Google is one of the most well-known websites on the internet, and most people in Massachusetts use at least one of its many services when hopping online. While Google's search engine, email service and cloud storage are used by people of all ages, the Equal Employment Opportunity Commission suspect that its headquarters is less accommodating. The company is currently under investigation for allegedly exercising workplace discrimination based on workers' ages.
The tech industry is often associated with young, fresh workers, while older employees are pushed aside. A professor of computer science who also studies age discrimination notes that this is in stark contrast to the diverse image that most tech companies try to promote. He claims that age discrimination is a serious problem across all of the tech industry, with many employees feeling the effects as young as 35.
Google's own workforce is mostly comprised of people aged 40 or younger. In addition to the EEOC investigation, the tech-giant is also set to go to court in May 2017 for its alleged discriminatory hiring practices. One of the women included in the lawsuit claims that, on multiple occasions, Google approached her for possible job openings because of her extensive qualifications. She was not hired for any of those openings despite having been contacted by the company rather than putting in an application for herself.

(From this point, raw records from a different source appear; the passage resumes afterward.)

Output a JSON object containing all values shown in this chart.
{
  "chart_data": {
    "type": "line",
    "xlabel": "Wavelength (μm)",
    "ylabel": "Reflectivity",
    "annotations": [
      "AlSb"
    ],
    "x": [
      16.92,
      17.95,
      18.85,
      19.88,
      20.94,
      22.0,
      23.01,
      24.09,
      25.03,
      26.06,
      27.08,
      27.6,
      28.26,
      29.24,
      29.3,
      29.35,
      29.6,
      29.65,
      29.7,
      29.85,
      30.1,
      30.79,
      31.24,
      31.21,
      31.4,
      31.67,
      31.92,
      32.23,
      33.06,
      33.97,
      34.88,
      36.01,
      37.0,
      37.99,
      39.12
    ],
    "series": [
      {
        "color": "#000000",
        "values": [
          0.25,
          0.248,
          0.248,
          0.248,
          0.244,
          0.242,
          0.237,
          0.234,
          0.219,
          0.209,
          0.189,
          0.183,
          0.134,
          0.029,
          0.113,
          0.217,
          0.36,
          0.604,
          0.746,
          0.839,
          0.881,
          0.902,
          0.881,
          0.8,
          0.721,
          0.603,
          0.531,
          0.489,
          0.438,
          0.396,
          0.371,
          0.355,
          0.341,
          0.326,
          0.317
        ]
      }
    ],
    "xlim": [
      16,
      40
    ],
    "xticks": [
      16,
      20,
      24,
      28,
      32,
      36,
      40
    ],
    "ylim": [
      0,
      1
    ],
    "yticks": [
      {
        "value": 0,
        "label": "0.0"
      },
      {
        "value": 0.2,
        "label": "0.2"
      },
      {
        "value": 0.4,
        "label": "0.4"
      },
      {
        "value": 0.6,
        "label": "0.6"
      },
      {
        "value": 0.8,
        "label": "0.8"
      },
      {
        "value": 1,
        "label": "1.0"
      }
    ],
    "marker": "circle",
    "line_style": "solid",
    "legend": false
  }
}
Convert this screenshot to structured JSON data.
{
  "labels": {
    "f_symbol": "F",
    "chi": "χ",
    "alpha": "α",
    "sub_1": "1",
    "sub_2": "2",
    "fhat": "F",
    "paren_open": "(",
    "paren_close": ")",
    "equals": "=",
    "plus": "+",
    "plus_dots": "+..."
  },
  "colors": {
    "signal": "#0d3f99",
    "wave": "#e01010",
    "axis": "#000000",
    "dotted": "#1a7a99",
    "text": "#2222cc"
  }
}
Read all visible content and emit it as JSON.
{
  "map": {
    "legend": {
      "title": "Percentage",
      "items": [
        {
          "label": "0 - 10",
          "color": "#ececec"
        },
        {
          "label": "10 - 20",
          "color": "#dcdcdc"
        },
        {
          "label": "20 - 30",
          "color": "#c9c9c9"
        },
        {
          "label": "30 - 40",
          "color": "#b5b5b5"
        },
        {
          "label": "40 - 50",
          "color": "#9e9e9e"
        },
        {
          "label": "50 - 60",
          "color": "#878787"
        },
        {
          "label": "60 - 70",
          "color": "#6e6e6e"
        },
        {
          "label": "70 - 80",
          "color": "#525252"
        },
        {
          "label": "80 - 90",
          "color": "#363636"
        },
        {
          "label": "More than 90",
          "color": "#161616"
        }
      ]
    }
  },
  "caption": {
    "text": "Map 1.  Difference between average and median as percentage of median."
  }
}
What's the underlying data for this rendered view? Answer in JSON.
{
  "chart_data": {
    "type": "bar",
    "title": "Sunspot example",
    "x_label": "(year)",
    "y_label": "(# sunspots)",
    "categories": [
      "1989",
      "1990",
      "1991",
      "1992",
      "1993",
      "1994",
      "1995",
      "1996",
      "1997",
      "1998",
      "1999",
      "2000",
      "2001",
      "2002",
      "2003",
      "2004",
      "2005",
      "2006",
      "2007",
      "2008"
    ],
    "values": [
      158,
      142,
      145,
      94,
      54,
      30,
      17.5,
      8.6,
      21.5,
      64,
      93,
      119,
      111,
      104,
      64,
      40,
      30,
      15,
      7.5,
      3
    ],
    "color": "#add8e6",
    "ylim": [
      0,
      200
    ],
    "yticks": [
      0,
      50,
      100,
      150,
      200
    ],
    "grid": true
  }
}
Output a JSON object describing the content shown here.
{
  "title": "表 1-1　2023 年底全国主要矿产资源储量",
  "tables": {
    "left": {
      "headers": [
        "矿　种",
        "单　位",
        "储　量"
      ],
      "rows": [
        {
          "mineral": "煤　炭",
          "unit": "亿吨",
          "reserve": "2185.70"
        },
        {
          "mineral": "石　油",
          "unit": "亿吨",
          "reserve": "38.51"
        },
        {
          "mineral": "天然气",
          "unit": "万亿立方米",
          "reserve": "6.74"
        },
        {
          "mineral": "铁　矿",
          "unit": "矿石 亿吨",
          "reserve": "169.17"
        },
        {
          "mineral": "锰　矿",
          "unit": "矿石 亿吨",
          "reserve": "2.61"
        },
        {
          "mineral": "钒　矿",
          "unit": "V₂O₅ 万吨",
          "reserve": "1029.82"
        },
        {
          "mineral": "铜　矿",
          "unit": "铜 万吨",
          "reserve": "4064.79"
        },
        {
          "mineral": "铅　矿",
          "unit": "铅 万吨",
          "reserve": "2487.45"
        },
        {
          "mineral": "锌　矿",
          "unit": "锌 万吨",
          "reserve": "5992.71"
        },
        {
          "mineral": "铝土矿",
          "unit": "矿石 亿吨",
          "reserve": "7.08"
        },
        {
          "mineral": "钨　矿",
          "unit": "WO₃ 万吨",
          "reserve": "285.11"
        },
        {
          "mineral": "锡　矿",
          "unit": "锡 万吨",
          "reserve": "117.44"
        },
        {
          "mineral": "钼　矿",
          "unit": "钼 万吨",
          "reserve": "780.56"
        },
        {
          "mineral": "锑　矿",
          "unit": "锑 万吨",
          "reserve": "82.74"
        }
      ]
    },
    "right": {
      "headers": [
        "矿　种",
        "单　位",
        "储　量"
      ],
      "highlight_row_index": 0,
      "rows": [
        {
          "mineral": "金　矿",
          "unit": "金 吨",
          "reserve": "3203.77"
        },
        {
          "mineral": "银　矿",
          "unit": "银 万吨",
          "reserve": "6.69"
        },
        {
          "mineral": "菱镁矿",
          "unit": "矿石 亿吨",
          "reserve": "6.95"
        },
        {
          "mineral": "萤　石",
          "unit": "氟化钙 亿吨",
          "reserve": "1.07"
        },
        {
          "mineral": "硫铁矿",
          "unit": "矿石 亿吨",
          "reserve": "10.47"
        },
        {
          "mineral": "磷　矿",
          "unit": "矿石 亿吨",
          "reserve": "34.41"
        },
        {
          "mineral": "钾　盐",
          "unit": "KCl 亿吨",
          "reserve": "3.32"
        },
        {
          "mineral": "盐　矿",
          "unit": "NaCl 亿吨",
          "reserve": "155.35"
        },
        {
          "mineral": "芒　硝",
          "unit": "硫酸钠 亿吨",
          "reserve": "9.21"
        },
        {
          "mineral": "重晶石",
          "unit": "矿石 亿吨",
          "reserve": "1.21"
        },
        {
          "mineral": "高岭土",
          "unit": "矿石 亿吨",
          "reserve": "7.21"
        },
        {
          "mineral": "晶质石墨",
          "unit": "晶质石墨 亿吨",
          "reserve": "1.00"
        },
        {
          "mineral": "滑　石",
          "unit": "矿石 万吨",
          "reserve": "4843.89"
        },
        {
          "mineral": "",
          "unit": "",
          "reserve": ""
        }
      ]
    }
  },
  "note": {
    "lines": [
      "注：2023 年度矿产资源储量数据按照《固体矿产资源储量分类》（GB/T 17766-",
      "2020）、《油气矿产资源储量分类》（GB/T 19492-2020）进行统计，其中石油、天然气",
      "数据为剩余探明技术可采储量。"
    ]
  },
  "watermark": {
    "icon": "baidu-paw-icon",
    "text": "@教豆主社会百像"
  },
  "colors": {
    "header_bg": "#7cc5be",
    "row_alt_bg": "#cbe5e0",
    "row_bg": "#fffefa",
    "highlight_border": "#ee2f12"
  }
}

Age-related workplace discrimination tends to have different roots than discrimination based on race or gender. Employers in Massachusetts often operate under the wrong impression that certain job skills are isolated to younger workers, which can lead to more blatant acts of open discrimination. Workers who have been victims of age-related discriminatory practices can take action through filing necessary complaints with the EEOC and by pursuing just legal recourse via a lawsuit.